不正請求が発覚した場合、施術者には厳しい罰則が科せられます。以下では、その具体的な措置について説明します。

 

受領委任払い制度の不正利用

不正が発覚した場合、施術者には厳しい罰則が科せられるだけでなく、受領委任払い制度の取り扱いを中止されることがあります。これにより、施術者は直接保険金を受け取ることができなくなり、経営に大きな打撃を受けることになります。患者様にとっても、信頼できる施術者を選ぶことが重要であり、不正を見逃さないための意識が求められます。

 

接骨院・整骨院の不正請求が発覚する仕組み

不正請求は、さまざまな方法で発覚します。以下では、その具体的な仕組みを解説します。

 

不正請求の発覚メカニズム:患者様情報提供

患者様自身が不正請求に気づき、保険者に情報を提供することで発覚するケースがあります。患者様の自己申告が不正請求の発覚に重要な役割を果たします。不正請求が発覚する最も一般的な方法の一つが、患者様自身の情報提供です。患者様が自身の治療内容と保険請求の内容が一致しないことに気づいた場合、保険者に通報することで不正が明るみに出ます。患者様が自らの治療記録を詳細に確認し、不審な点があれば速やかに報告することが重要です。また、患者様が治療内容について詳しく把握することで、不正請求を未然に防ぐことも可能です。このため、患者様は自分の治療内容を正確に記録し、不審な点があれば医師や保険者に相談することが求められます。

 

不正請求の発覚メカニズム:従業員内部告発

従業員が内部告発を行うことで、不正請求が発覚することもあります。内部告発は、不正の発見において非常に有効な手段です。従業員が内部告発を行うことで、不正請求が発覚することが少なくありません。従業員は日常的に施術内容や保険請求の内容に触れるため、不正行為に気づく機会が多いです。内部告発が行われることで、不正請求が明るみに出るだけでなく、施術者や経営者に対して厳しい罰則が科せられることがあります。内部告発を行った従業員に対しては、保護制度が設けられており、不正を告発することで報復を受けることがないように配慮されています。このため、従業員は安心して内部告発を行うことができます。

 

接骨院・整骨院の不正請求に対する国の取り組み

国もまた、不正請求に対してさまざまな取り組みを行っています。以下では、その具体策を紹介します。

 

国の対応策:受領委任取り扱いの中止や免許取り消し

不正が発覚した場合、再発防止のための厳格な処分が科せられます。国は不正請求に対して厳しい態度をとっており、受領委任取り扱いの中止や免許取り消しといった厳しい措置が講じられることがあります。これにより、不正行為の再発を防止するとともに、保険制度の信頼性を維持することが目的とされています。また、患者様に対しても、不正請求を未然に防ぐための啓発活動が行われており、適正な保険利用が促進されています。

 

国の対応策:長期通院時の料金減額

長期通院時の料金減額は、不正請求を防ぐための効果的な手段の一つです。
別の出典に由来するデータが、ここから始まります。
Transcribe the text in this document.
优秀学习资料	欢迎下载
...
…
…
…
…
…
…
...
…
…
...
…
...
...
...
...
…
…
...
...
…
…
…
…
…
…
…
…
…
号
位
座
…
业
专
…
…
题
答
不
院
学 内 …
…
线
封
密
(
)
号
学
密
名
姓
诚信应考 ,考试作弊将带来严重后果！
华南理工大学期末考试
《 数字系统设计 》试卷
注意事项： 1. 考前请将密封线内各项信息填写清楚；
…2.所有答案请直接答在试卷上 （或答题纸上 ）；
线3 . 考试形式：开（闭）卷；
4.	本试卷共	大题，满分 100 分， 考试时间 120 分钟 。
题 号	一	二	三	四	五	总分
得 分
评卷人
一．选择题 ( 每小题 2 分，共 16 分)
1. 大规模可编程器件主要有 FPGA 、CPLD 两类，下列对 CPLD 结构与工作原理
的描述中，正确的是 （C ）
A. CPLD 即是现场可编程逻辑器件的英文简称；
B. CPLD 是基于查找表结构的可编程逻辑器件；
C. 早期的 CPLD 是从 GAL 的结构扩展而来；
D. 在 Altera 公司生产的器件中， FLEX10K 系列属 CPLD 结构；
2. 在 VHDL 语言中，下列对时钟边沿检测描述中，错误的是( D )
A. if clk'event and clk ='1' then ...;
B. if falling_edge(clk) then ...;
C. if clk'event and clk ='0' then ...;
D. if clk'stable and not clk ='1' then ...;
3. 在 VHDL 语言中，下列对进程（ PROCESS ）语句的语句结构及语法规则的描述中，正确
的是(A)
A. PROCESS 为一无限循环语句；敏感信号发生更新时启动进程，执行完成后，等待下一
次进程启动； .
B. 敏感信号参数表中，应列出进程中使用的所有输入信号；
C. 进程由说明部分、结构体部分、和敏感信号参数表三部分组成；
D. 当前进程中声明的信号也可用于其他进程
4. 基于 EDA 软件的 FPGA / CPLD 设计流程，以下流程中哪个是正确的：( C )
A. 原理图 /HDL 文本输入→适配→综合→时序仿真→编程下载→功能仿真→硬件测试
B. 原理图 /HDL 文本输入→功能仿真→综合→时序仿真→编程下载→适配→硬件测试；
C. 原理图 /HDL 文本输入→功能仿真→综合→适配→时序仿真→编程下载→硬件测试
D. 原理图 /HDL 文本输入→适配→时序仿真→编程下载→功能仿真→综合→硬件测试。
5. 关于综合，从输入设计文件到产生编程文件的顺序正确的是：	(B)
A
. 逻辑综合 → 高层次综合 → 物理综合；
通院回数が増えるほど料金が減額されることで、施術者が不正に通院回数を水増しするインセンティブが低減されます。このような制度は、患者様の負担軽減にもつながり、経済的なメリットを享受することができます。

 

国の対応策:多部位請求時の給付率低下

多部位請求時の給付率低下も、不正請求を防ぐための一環として実施されています。複数の部位に対する請求が行われた場合、給付率が低下することで、不正請求の動機を減少させます。多部位請求時の給付率低下は、不正請求を防ぐための重要な措置の一つです。複数の部位に対する請求が行われた場合、給付率が低下することで、施術者が不正に部位を水増しするインセンティブが低減されます。このような措置は、保険者にとっても不正請求のリスクを軽減し、健全な保険運営を維持するために重要です。患者様にとっても、適正な治療を受けるための重要な仕組みであり、施術内容について詳しく把握することが求められます。

 

まとめ

整骨院・接骨院の不正請求は、多様な手法で行われており、その背景には保険診療の厳格化や競争の激化などの要因が存在します。不正請求に対する国の取り組みも進んでおり、受領委任取り扱いの中止や免許取り消し、長期通院時の料金減額、多部位請求時の給付率低下などの対策が講じられています。患者様自身も、自分の治療内容を正確に把握し、不審な点があれば速やかに報告することで、不正請求の撲滅に協力することが重要です。